While jurors might fixate on the gold bars and other riches investigators found in the Menendezes’ Englewood Cliffs home, the case more likely will hinge on what acts prosecutors can prove Menendez did, Kravis said.
“It doesn’t matter if it was hundreds of thousands of dollars in payments or just a few thousand,” he said. “From a legal perspective, if you’re thinking about whether the conduct is a crime, what’s going to matter far more is what the government can show about what’s on the other side of the equation — the senator’s conduct, and whether the conduct constitutes an official act or violation of official duty, and whether the government can show that there was a corrupt quid pro quo exchange of one for the other.”
How the trial may unfold
Jury selection is expected to begin Monday.
Menendez and his co-defendants arguably are in the worst jurisdiction if they hope to walk free. Long’s center found that the Southern District of New York, where they’re being prosecuted, secured more official corruption convictions than any other federal jurisdiction nationally last year, with 24.
“They tend to take big swings. They’re not afraid of taking major cases to trial. They’re not afraid of indicting famous people, indicting people with power. And so one should be nervous when the U.S. Attorney’s Office for the Southern District of New York comes after you,” Johnson said.
Still, Menendez scored an early victory when Stein agreed to separate his trial from his wife’s, because it eliminated the possible scenario of jurors hearing spouses testify against each other at the same trial, Kravis said. Severing the trials also made it likelier that the senator would take the stand, he added.
“Unlike many other criminal defendants, public officials are good public speakers. They’re charismatic; like they got to this point in their careers for a reason.
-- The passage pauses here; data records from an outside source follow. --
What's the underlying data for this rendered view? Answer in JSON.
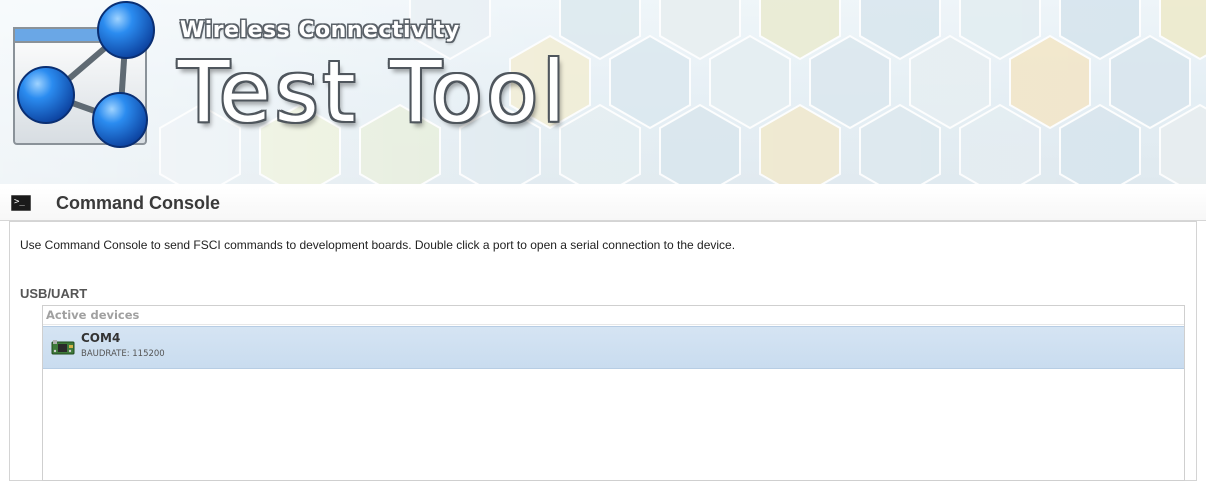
{
  "banner": {
    "product_line": "Wireless Connectivity",
    "app_title": "Test Tool",
    "logo_icon": "network-nodes-icon"
  },
  "section": {
    "title": "Command Console",
    "icon": "console-icon",
    "description": "Use Command Console to send FSCI commands to development boards. Double click a port to open a serial connection to the device."
  },
  "devices": {
    "group_label": "USB/UART",
    "list_header": "Active devices",
    "items": [
      {
        "name": "COM4",
        "baudrate_label": "BAUDRATE:",
        "baudrate_value": "115200",
        "icon": "dev-board-icon",
        "selected": true
      }
    ]
  },
  "colors": {
    "selection_bg": "#cfe0f1",
    "logo_blue": "#1a73e8",
    "title_outline": "#4f565d"
  }
}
And so they can be more influential as witnesses in front of juries than defendants who have not made their careers out of talking to crowds and making connections with people,” Kravis said. “If he testifies, then I think that will probably be the pivotal moment in the trial.”
Public corruption trials often come down to corrupt intent, and Kravis predicted Menendez’s legal team will deny any nefarious intent.
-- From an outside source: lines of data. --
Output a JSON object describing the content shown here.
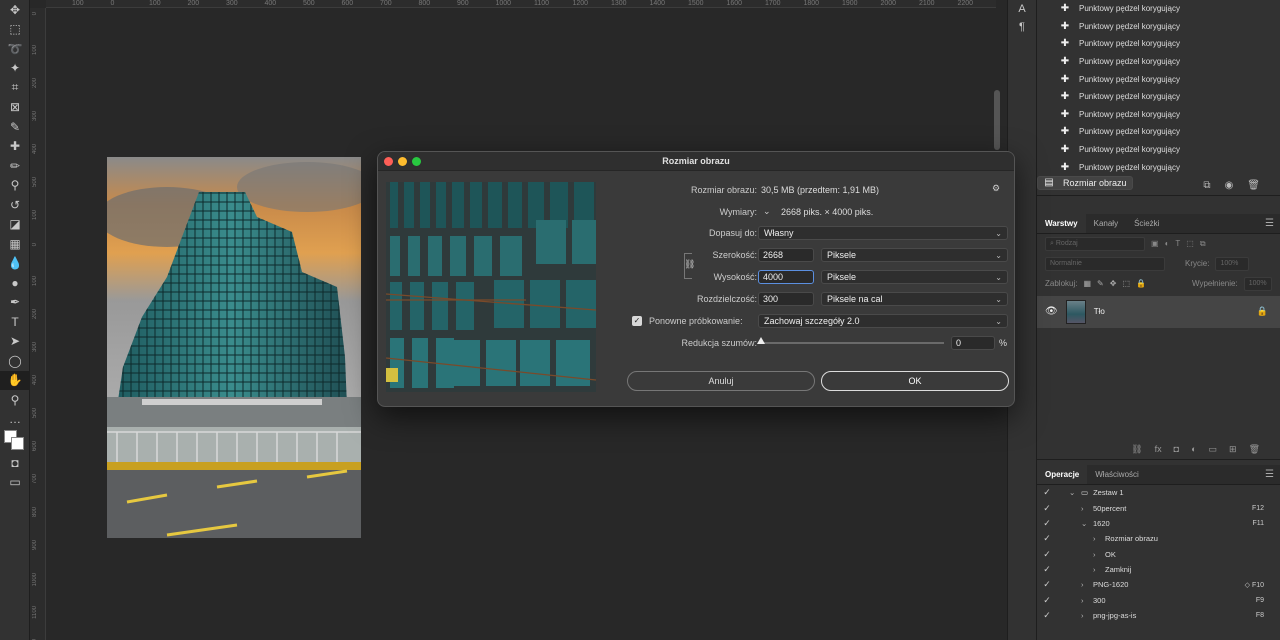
{
  "window": {
    "lights": [
      "#ff5f57",
      "#febc2e",
      "#28c840"
    ]
  },
  "rulers": {
    "h_ticks": [
      "100",
      "0",
      "100",
      "200",
      "300",
      "400",
      "500",
      "600",
      "700",
      "800",
      "900",
      "1000",
      "1100",
      "1200",
      "1300",
      "1400",
      "1500",
      "1600",
      "1700",
      "1800",
      "1900",
      "2000",
      "2100",
      "2200",
      "23"
    ],
    "v_ticks": [
      "0",
      "100",
      "200",
      "300",
      "400",
      "500",
      "100",
      "0",
      "100",
      "200",
      "300",
      "400",
      "500",
      "600",
      "700",
      "800",
      "900",
      "1000",
      "1100",
      "1200"
    ]
  },
  "dialog": {
    "title": "Rozmiar obrazu",
    "image_size_label": "Rozmiar obrazu:",
    "image_size_value": "30,5 MB (przedtem: 1,91 MB)",
    "dimensions_label": "Wymiary:",
    "dimensions_value": "2668 piks. × 4000 piks.",
    "fit_to_label": "Dopasuj do:",
    "fit_to_value": "Własny",
    "width_label": "Szerokość:",
    "width_value": "2668",
    "width_unit": "Piksele",
    "height_label": "Wysokość:",
    "height_value": "4000",
    "height_unit": "Piksele",
    "resolution_label": "Rozdzielczość:",
    "resolution_value": "300",
    "resolution_unit": "Piksele na cal",
    "resample_label": "Ponowne próbkowanie:",
    "resample_checked": true,
    "resample_value": "Zachowaj szczegóły 2.0",
    "noise_label": "Redukcja szumów:",
    "noise_value": "0",
    "noise_unit": "%",
    "cancel_label": "Anuluj",
    "ok_label": "OK"
  },
  "history": {
    "items": [
      {
        "label": "Punktowy pędzel korygujący",
        "icon": "bandage-icon"
      },
      {
        "label": "Punktowy pędzel korygujący",
        "icon": "bandage-icon"
      },
      {
        "label": "Punktowy pędzel korygujący",
        "icon": "bandage-icon"
      },
      {
        "label": "Punktowy pędzel korygujący",
        "icon": "bandage-icon"
      },
      {
        "label": "Punktowy pędzel korygujący",
        "icon": "bandage-icon"
      },
      {
        "label": "Punktowy pędzel korygujący",
        "icon": "bandage-icon"
      },
      {
        "label": "Punktowy pędzel korygujący",
        "icon": "bandage-icon"
      },
      {
        "label": "Punktowy pędzel korygujący",
        "icon": "bandage-icon"
      },
      {
        "label": "Punktowy pędzel korygujący",
        "icon": "bandage-icon"
      },
      {
        "label": "Punktowy pędzel korygujący",
        "icon": "bandage-icon"
      },
      {
        "label": "Rozmiar obrazu",
        "icon": "document-icon"
      }
    ]
  },
  "layers_panel": {
    "tabs": [
      "Warstwy",
      "Kanały",
      "Ścieżki"
    ],
    "filter_placeholder": "Rodzaj",
    "blend_mode": "Normalnie",
    "opacity_label": "Krycie:",
    "opacity_value": "100%",
    "lock_label": "Zablokuj:",
    "fill_label": "Wypełnienie:",
    "fill_value": "100%",
    "layers": [
      {
        "name": "Tło"
      }
    ]
  },
  "actions_panel": {
    "tabs": [
      "Operacje",
      "Właściwości"
    ],
    "items": [
      {
        "indent": 1,
        "type": "folder",
        "label": "Zestaw 1",
        "key": ""
      },
      {
        "indent": 2,
        "type": "action",
        "label": "50percent",
        "key": "F12"
      },
      {
        "indent": 2,
        "type": "action-open",
        "label": "1620",
        "key": "F11"
      },
      {
        "indent": 3,
        "type": "step",
        "label": "Rozmiar obrazu",
        "key": ""
      },
      {
        "indent": 3,
        "type": "step",
        "label": "OK",
        "key": ""
      },
      {
        "indent": 3,
        "type": "step",
        "label": "Zamknij",
        "key": ""
      },
      {
        "indent": 2,
        "type": "action",
        "label": "PNG-1620",
        "key": "◇ F10"
      },
      {
        "indent": 2,
        "type": "action",
        "label": "300",
        "key": "F9"
      },
      {
        "indent": 2,
        "type": "action",
        "label": "png-jpg-as-is",
        "key": "F8"
      }
    ]
  }
}
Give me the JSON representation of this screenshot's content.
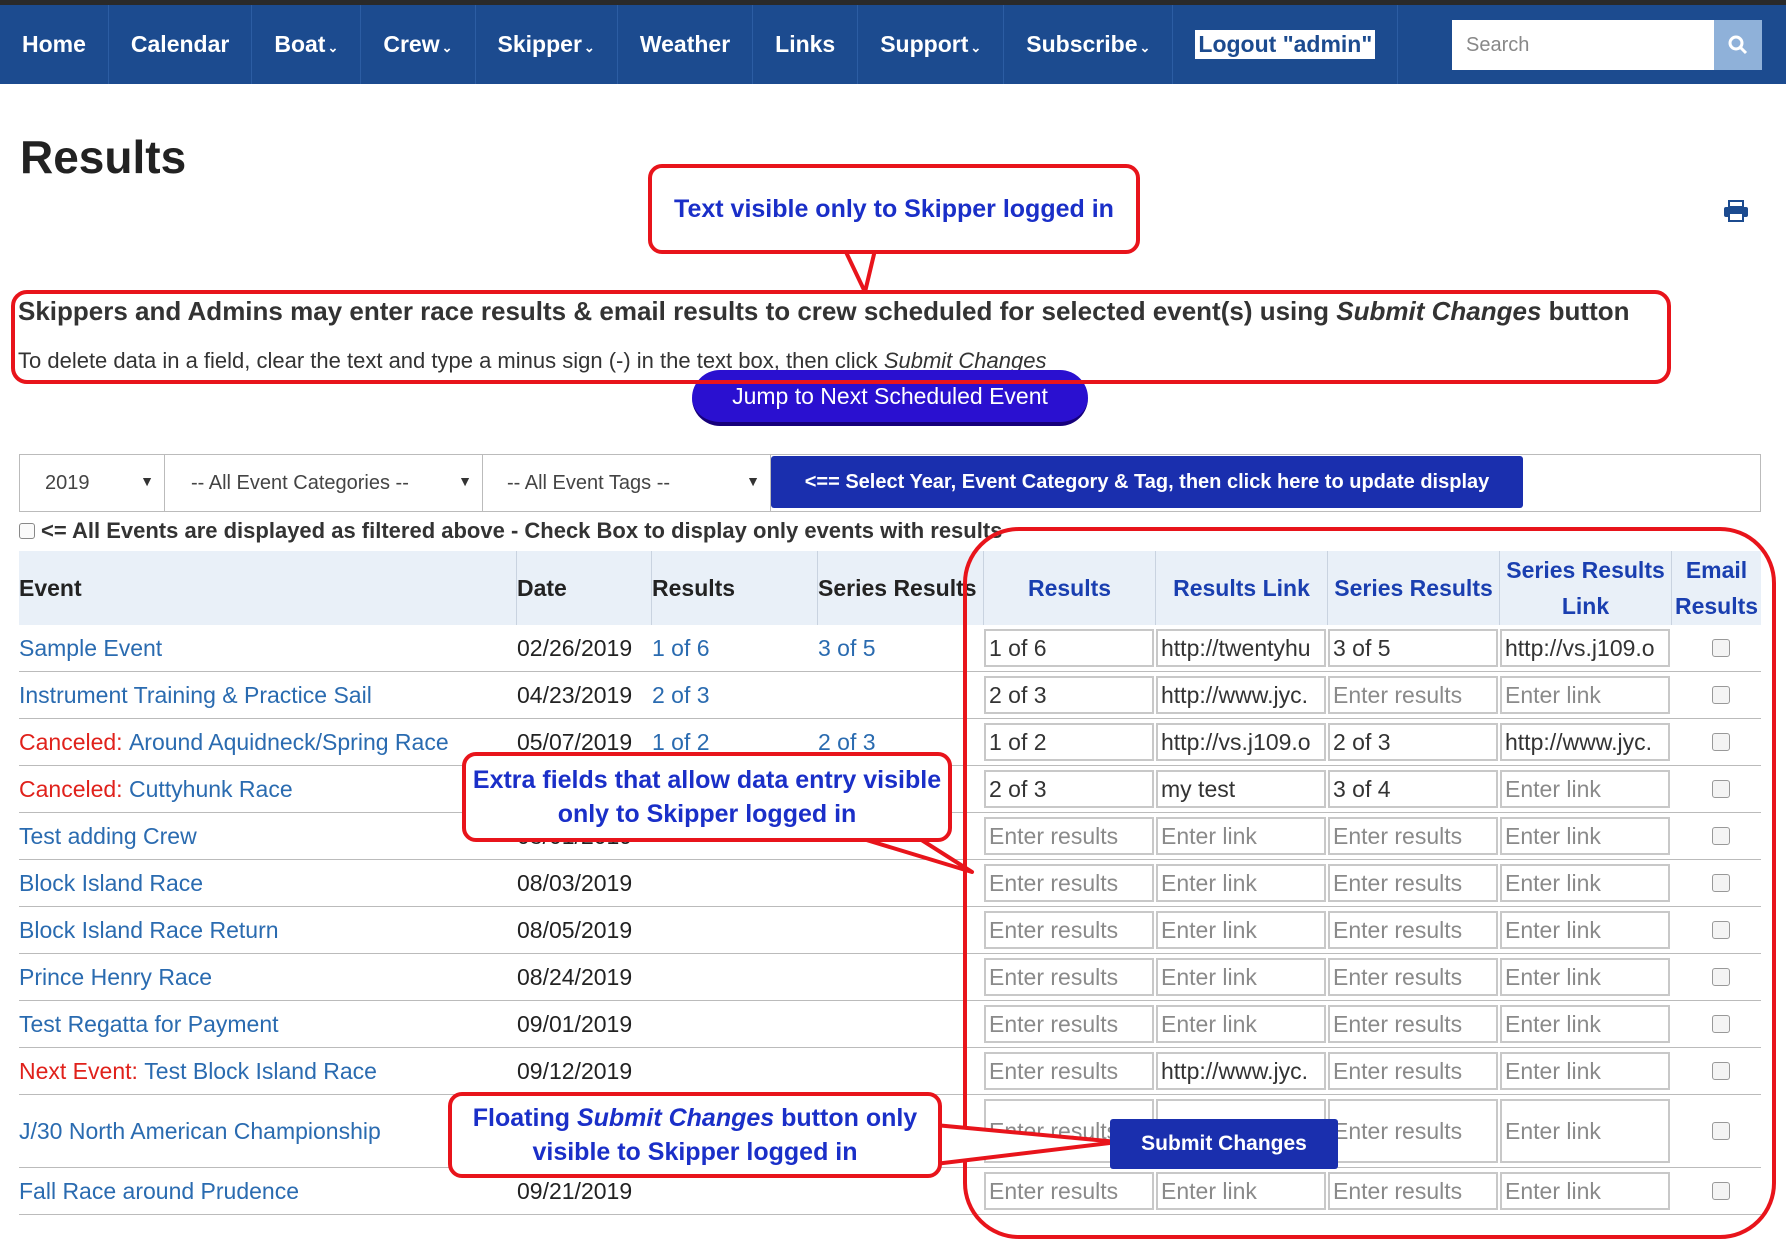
{
  "nav": {
    "items": [
      {
        "label": "Home",
        "dropdown": false
      },
      {
        "label": "Calendar",
        "dropdown": false
      },
      {
        "label": "Boat",
        "dropdown": true
      },
      {
        "label": "Crew",
        "dropdown": true
      },
      {
        "label": "Skipper",
        "dropdown": true
      },
      {
        "label": "Weather",
        "dropdown": false
      },
      {
        "label": "Links",
        "dropdown": false
      },
      {
        "label": "Support",
        "dropdown": true
      },
      {
        "label": "Subscribe",
        "dropdown": true
      }
    ],
    "logout": "Logout \"admin\"",
    "search_placeholder": "Search",
    "search_icon": "search-icon"
  },
  "page_title": "Results",
  "print_icon": "printer-icon",
  "annotations": {
    "top": "Text visible only to Skipper logged in",
    "middle": "Extra fields that allow data entry visible only to Skipper logged in",
    "bottom_pre": "Floating ",
    "bottom_em": "Submit Changes",
    "bottom_post": " button only visible to Skipper logged in"
  },
  "info": {
    "line1_pre": "Skippers and Admins may enter race results & email results to crew scheduled for selected event(s) using ",
    "line1_em": "Submit Changes",
    "line1_post": " button",
    "line2_pre": "To delete data in a field, clear the text and type a minus sign (-) in the text box, then click ",
    "line2_em": "Submit Changes"
  },
  "jump_button": "Jump to Next Scheduled Event",
  "filters": {
    "year": "2019",
    "category": "-- All Event Categories --",
    "tags": "-- All Event Tags --",
    "update_button": "<== Select Year, Event Category & Tag, then click here to update display",
    "only_results_label": "<= All Events are displayed as filtered above - Check Box to display only events with results"
  },
  "table": {
    "headers": {
      "event": "Event",
      "date": "Date",
      "results": "Results",
      "series": "Series Results",
      "in_results": "Results",
      "in_link": "Results Link",
      "in_series": "Series Results",
      "in_series_link_1": "Series Results",
      "in_series_link_2": "Link",
      "email_1": "Email",
      "email_2": "Results"
    },
    "rows": [
      {
        "prefix": "",
        "event": "Sample Event",
        "date": "02/26/2019",
        "results": "1 of 6",
        "series": "3 of 5",
        "in_results": "1 of 6",
        "in_link": "http://twentyhu",
        "in_series": "3 of 5",
        "in_series_link": "http://vs.j109.o"
      },
      {
        "prefix": "",
        "event": "Instrument Training & Practice Sail",
        "date": "04/23/2019",
        "results": "2 of 3",
        "series": "",
        "in_results": "2 of 3",
        "in_link": "http://www.jyc.",
        "in_series": "",
        "in_series_link": ""
      },
      {
        "prefix": "Canceled: ",
        "event": "Around Aquidneck/Spring Race",
        "date": "05/07/2019",
        "results": "1 of 2",
        "series": "2 of 3",
        "in_results": "1 of 2",
        "in_link": "http://vs.j109.o",
        "in_series": "2 of 3",
        "in_series_link": "http://www.jyc."
      },
      {
        "prefix": "Canceled: ",
        "event": "Cuttyhunk Race",
        "date": "",
        "results": "",
        "series": "",
        "in_results": "2 of 3",
        "in_link": "my test",
        "in_series": "3 of 4",
        "in_series_link": ""
      },
      {
        "prefix": "",
        "event": "Test adding Crew",
        "date": "08/01/2019",
        "results": "",
        "series": "",
        "in_results": "",
        "in_link": "",
        "in_series": "",
        "in_series_link": ""
      },
      {
        "prefix": "",
        "event": "Block Island Race",
        "date": "08/03/2019",
        "results": "",
        "series": "",
        "in_results": "",
        "in_link": "",
        "in_series": "",
        "in_series_link": ""
      },
      {
        "prefix": "",
        "event": "Block Island Race Return",
        "date": "08/05/2019",
        "results": "",
        "series": "",
        "in_results": "",
        "in_link": "",
        "in_series": "",
        "in_series_link": ""
      },
      {
        "prefix": "",
        "event": "Prince Henry Race",
        "date": "08/24/2019",
        "results": "",
        "series": "",
        "in_results": "",
        "in_link": "",
        "in_series": "",
        "in_series_link": ""
      },
      {
        "prefix": "",
        "event": "Test Regatta for Payment",
        "date": "09/01/2019",
        "results": "",
        "series": "",
        "in_results": "",
        "in_link": "",
        "in_series": "",
        "in_series_link": ""
      },
      {
        "prefix": "Next Event: ",
        "event": "Test Block Island Race",
        "date": "09/12/2019",
        "results": "",
        "series": "",
        "in_results": "",
        "in_link": "http://www.jyc.",
        "in_series": "",
        "in_series_link": ""
      },
      {
        "prefix": "",
        "event": "J/30 North American Championship",
        "date": "",
        "results": "",
        "series": "",
        "in_results": "",
        "in_link": "",
        "in_series": "",
        "in_series_link": ""
      },
      {
        "prefix": "",
        "event": "Fall Race around Prudence",
        "date": "09/21/2019",
        "results": "",
        "series": "",
        "in_results": "",
        "in_link": "",
        "in_series": "",
        "in_series_link": ""
      }
    ],
    "placeholders": {
      "results": "Enter results",
      "link": "Enter link"
    }
  },
  "submit_button": "Submit Changes",
  "colors": {
    "nav": "#1c4b8f",
    "accent": "#1a2fae",
    "annotation": "#e8141b",
    "link": "#2a6bb0",
    "canceled": "#e0211b"
  }
}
Court filings show that the defense team might try to explain away the cash-stuffed pockets of Menendez’s jackets and other riches investigators found in his home as an “intergenerational trauma” response rooted in the senator’s experience as a Cuban refugee and fears of government seizures.
Defense attorneys also have hinted that the senator might blame his wife for his legal predicament and say she withheld information about the nature of the meetings she arranged. Johnson thinks that’s a bad strategy.
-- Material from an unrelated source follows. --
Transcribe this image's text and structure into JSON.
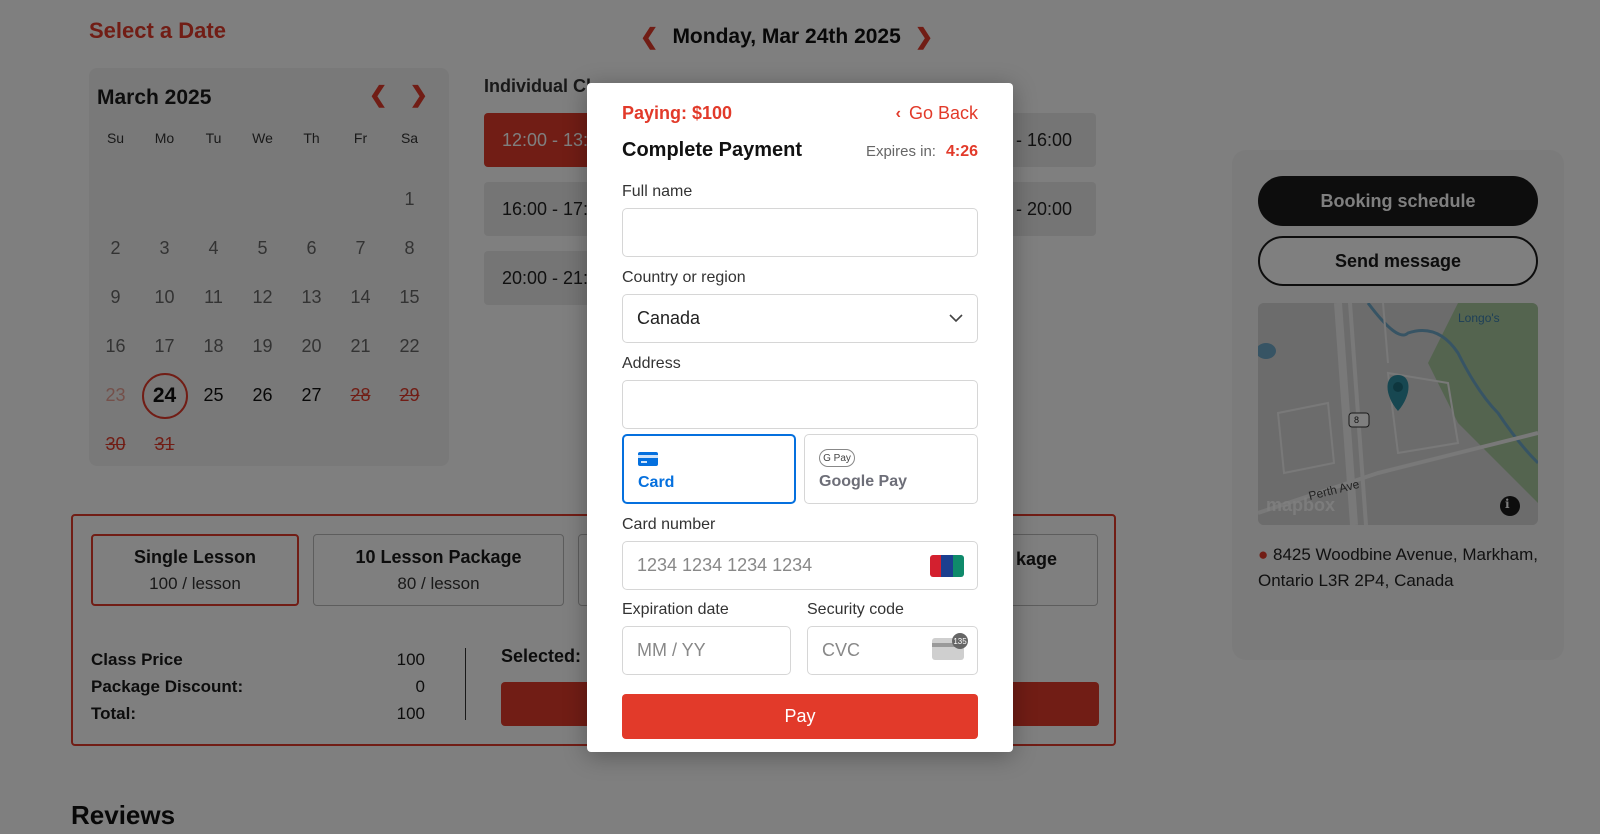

“This is a 70-year-old sitting senator. It’s his responsibility to do his due diligence. It’s his responsibility to make sure — particularly given prior allegations against him — that he is only engaged in absolutely up-and-up behavior, that he is holding himself to the highest standards of integrity,” Johnson said. “I am not sure that I would think, if I were his defense attorney, that it would be a particularly fruitful argument to say, ‘Oh, I was misled by my wife.’ We expect our senators to be thoughtful, to be smart, and not misled by people around them.”